My first client for the day arrives – it’s a pre-employment (PE) medical appointment, which is where we assess the functional and physical capacity of an individual, based on the requirements of the role they intend to carry out with their employer. I introduce myself and lead the client to our PE room to get started with the assessment. Today we will complete a drug/alcohol screen, audio, visual and physical assessments. The client is going for a role in a food company as a factory operator, and the results of these assessments will determine if he can complete the role safely. Fortunately, the client performed well in all the criteria of each assessment, and I sign them off as suitable for the role. I take a quick break before heading back to the desk to finalise my records for this case.
Sitting back down at my desk I get a call from an insurance case manager to discuss the recent medical report for one of our clients. We review the next steps of the claim, and they ask if I can book in to attend the worker’s next review with their GP. After noting the details of our conversation for this case on our system, I write a new return to work plan for the client.
The office bell rings. It’s another client who has arrived for our next appointment. They came in to conduct an initial host assessment, which is an appointment that reviews the aspects of an injury and suitable temporary employment options for the worker to undertake if they are not able to return to their original employer immediately.

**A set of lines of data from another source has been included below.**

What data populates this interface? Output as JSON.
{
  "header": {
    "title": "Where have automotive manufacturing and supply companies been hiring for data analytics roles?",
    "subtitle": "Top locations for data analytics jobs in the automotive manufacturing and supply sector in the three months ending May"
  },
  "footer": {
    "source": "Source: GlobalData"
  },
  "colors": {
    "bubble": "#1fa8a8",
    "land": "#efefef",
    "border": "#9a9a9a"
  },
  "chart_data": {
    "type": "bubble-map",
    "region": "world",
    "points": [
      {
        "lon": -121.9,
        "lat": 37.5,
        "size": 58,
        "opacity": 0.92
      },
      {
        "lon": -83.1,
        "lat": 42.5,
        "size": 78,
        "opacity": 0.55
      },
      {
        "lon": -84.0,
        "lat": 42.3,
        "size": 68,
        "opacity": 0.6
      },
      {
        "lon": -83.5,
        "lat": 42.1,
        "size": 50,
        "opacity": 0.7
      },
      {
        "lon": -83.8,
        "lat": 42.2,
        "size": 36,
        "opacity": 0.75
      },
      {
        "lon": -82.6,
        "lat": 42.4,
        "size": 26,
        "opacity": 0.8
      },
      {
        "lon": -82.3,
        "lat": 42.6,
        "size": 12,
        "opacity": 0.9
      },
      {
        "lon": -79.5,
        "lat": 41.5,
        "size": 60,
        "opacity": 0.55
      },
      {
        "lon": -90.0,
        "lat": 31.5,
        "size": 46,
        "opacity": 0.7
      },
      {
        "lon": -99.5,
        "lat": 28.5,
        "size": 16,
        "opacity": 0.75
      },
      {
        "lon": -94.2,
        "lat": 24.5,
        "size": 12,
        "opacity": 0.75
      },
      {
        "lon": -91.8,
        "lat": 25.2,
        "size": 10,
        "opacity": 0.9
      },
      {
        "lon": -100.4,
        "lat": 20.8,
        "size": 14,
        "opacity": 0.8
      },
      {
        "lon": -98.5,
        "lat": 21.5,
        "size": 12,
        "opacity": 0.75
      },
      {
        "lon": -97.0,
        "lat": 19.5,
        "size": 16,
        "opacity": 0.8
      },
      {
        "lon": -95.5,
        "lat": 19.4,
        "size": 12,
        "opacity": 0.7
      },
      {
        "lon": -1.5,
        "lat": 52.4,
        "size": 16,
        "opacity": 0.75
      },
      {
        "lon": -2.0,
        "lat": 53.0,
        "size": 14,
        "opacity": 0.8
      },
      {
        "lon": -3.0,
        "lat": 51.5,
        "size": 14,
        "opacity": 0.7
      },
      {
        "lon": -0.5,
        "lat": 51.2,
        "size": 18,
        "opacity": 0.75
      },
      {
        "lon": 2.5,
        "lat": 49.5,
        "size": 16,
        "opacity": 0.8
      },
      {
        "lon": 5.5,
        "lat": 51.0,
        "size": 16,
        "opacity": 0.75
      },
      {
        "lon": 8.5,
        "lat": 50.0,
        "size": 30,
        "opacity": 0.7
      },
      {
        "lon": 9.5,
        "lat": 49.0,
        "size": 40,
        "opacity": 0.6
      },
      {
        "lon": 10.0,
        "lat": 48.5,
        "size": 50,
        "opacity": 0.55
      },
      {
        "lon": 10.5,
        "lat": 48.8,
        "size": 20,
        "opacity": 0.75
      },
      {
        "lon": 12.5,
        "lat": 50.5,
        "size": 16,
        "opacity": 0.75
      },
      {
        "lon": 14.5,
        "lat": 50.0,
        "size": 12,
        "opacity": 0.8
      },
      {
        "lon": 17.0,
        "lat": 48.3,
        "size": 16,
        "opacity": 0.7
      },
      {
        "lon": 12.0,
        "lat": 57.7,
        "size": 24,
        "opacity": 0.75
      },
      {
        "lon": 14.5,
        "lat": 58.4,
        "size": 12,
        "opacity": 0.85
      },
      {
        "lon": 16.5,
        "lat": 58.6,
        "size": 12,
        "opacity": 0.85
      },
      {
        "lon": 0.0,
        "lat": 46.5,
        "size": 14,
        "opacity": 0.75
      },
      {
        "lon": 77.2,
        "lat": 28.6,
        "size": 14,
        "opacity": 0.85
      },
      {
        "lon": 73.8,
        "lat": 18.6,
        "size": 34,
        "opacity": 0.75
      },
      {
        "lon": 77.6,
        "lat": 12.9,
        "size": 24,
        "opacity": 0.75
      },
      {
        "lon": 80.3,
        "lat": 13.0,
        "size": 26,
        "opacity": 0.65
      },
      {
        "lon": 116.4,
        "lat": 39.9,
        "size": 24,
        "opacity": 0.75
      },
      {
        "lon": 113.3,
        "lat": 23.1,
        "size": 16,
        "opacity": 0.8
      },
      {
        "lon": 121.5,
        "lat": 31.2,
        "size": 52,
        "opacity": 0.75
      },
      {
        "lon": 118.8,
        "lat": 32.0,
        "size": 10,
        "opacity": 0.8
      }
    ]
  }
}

We discuss the client’s qualifications, work experience and the details of their lower back injury. After the completion of our session, I summarise my plan to the client, which includes contacting their physiotherapist and start looking for a ‘host placement’. A host placement is a temporary work trial designed to offer suitable duties for a worker to rebuild their physical capacity and resilience. I schedule a session to make some phone calls next week to search for a relevant employer for a host placement, which will be a temporary volunteer job for the client to re-build their working tolerance.
After the appointment, I join a scheduled meeting with one of my regional managers to conduct several strategic case reviews (SCRs) for my files. An SCR is an analysis conducted with a more experienced consultant to discuss strategies for the progression of the case and the client’s goals. We have a quick review of four Workcover Queensland files before my lunch break.
I take my lunch to a local park where I can get some sun and take some time to relax. I try to clear my mind of thoughts that remain from the morning’s work and take a quick walk around the park back to the office.
After returning to my desk, I come back to the return-to-work plan that I started earlier in the day and complete the report to send off to the employer, worker and doctor. I make a few quick phone calls to one of my clients to obtain an update on their medical treatment.
I join a facilitated peer support session with several of my colleagues. The topic being discussed today is the importance of case notes. These sessions are helpful for the development of my skills as a consultant and give everyone an opportunity to share and learn how to write effective clinical case notes.
I grab a quick coffee for the end-of-day admin and open a report that I had scheduled into my calendar. My Department of Veteran’s Affairs clients require quarterly progress reports, so I make a start on one that is due early next week. I take my time to detail the medical, psycho-social and vocational aspects of the client’s progress in the past months before sending it to my manager for review.
I have a quick catch-up with my manager about the progress of my day. She usually checks in on me most days to ensure I have a balanced caseload and that I have all the guidance I need.
I jump back in my car just parked outside the office to get back on the highway up to my local gym. I use this time to listen to podcasts and books whilst trying to beat the peak-hour traffic.
Arriving at my gym, I clear my head to start a good strength workout to ‘practice what I preach’. I finish off my session with a quick run and head back home for dinner.
After getting home I reflect on the day and start to wind down, ready to wake up tomorrow and see what the new day brings.